First of climate change is an insanely scary issue for everyone and should not
be neglected! However, I want to talk about a different environment, a
I recently got asked to talk about my environment management when I work in python. However if that person had read my first post on this page they would have noticed:
“Pipenv: The Future of Python Dependency Management” - A splendid talk about how not to have a breakdown trying to run your python code on other peoples computers (aka sharing projects and proper dependency management)
I still recommend going there and watching the whole talk about it, however I will expand on what I use at the moment.
Now the reason I say at the moment is because the landscape for this stuff will change and has been changing, however I think we’ve reached a point where environment management for python couldn’t be easier if you spend 10 minutes setting things up right.
(if you’re hardcore you can skip this and use nix)
At the moment I will use a Unix like system as an example so Mac users and Linux users shouldn’t have any issues.

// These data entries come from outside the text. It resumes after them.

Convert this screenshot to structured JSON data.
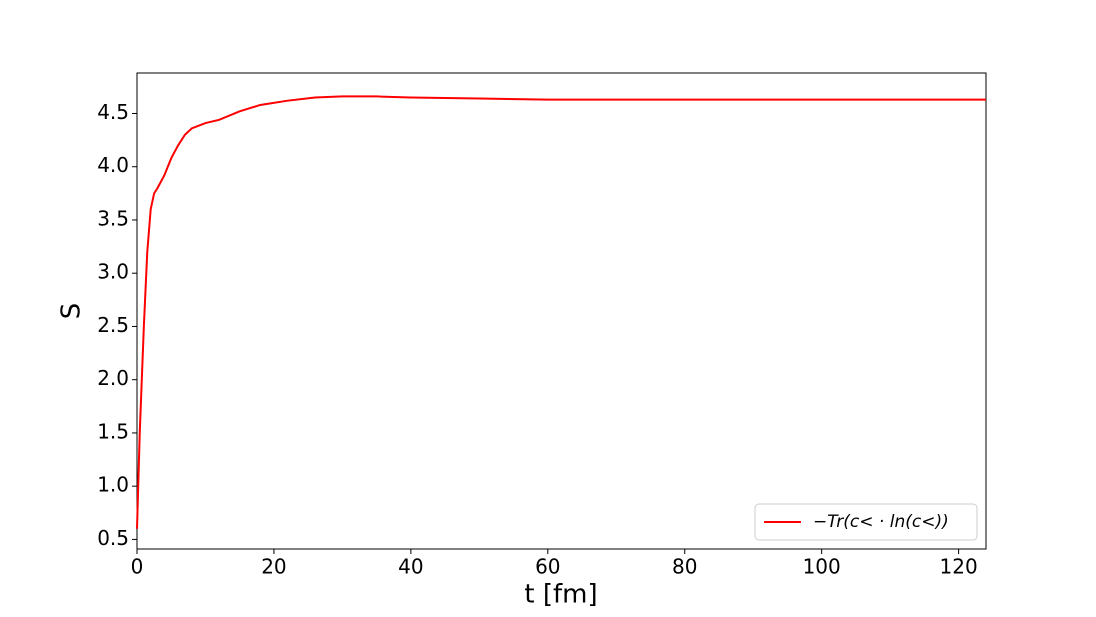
{
  "chart_data": {
    "type": "line",
    "x_label": "t [fm]",
    "y_label": "S",
    "x": [
      0,
      0.4,
      1,
      1.5,
      2,
      2.5,
      3,
      4,
      5,
      6,
      7,
      8,
      10,
      12,
      15,
      18,
      22,
      26,
      30,
      35,
      40,
      50,
      60,
      80,
      100,
      124
    ],
    "series": [
      {
        "name": "−Tr(c< · ln(c<))",
        "color": "#ff0000",
        "values": [
          0.6,
          1.5,
          2.5,
          3.2,
          3.6,
          3.75,
          3.8,
          3.92,
          4.08,
          4.2,
          4.3,
          4.36,
          4.41,
          4.44,
          4.52,
          4.58,
          4.62,
          4.65,
          4.66,
          4.66,
          4.65,
          4.64,
          4.63,
          4.63,
          4.63,
          4.63
        ]
      }
    ],
    "xlim": [
      0,
      124
    ],
    "xticks": [
      0,
      20,
      40,
      60,
      80,
      100,
      120
    ],
    "ylim": [
      0.41,
      4.88
    ],
    "yticks": [
      0.5,
      1.0,
      1.5,
      2.0,
      2.5,
      3.0,
      3.5,
      4.0,
      4.5
    ],
    "legend": "lower right",
    "grid": false
  }
}
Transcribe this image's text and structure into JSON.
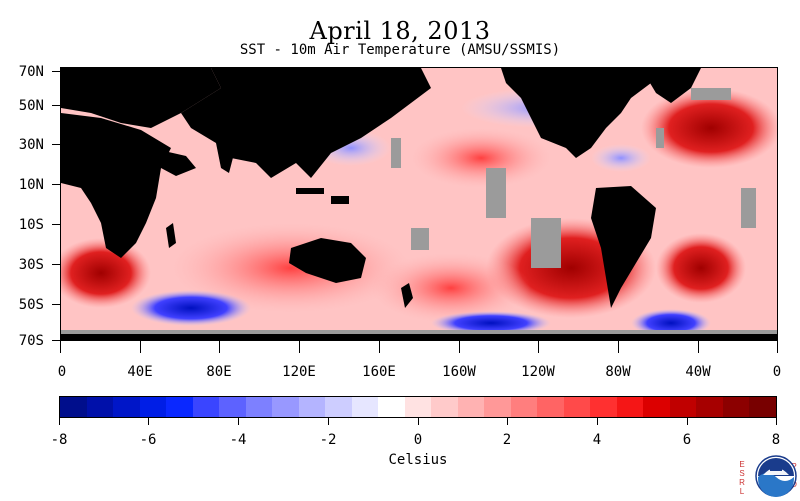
{
  "title": "April 18, 2013",
  "subtitle": "SST - 10m Air Temperature (AMSU/SSMIS)",
  "lat_labels": [
    "70N",
    "50N",
    "30N",
    "10N",
    "10S",
    "30S",
    "50S",
    "70S"
  ],
  "lon_labels": [
    "0",
    "40E",
    "80E",
    "120E",
    "160E",
    "160W",
    "120W",
    "80W",
    "40W",
    "0"
  ],
  "colorbar": {
    "ticks": [
      "-8",
      "-6",
      "-4",
      "-2",
      "0",
      "2",
      "4",
      "6",
      "8"
    ],
    "unit": "Celsius",
    "range": [
      -8,
      8
    ],
    "colors": [
      "#000e8c",
      "#0010aa",
      "#0016c8",
      "#001ee6",
      "#0a28ff",
      "#3a45ff",
      "#5d62ff",
      "#7d80ff",
      "#9898ff",
      "#b4b4ff",
      "#cdcdff",
      "#e6e6ff",
      "#ffffff",
      "#ffe2e2",
      "#ffcaca",
      "#ffb2b2",
      "#ff9898",
      "#ff7e7e",
      "#ff6464",
      "#ff4a4a",
      "#ff3030",
      "#f51616",
      "#dc0000",
      "#c00000",
      "#a60000",
      "#8c0000",
      "#780000"
    ]
  },
  "logo": {
    "left_text": "ESRL",
    "right_text": "PSD",
    "name": "noaa-logo"
  }
}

However you are likely to find the same tools on Windows that work in the same exact way.
I will also assume you know a bit of python, meaning I can throw around terms
pip and not scare you off.
And finally I think the goal of this post is just to consolidate the use of existing tools into a workflow that I use. So if you want to learn more about the bells and whistles of the tools themselves or find alternatives, you will have to do it yourselves.
Ok, so you got your new computer, first things first you need python. Likely Unix systems come with their own version of python. Now this python is there to make sure that the system itself can run things it needs to run in python. Meaning that if it has python scripts it needs to execute, this is what it would use to run.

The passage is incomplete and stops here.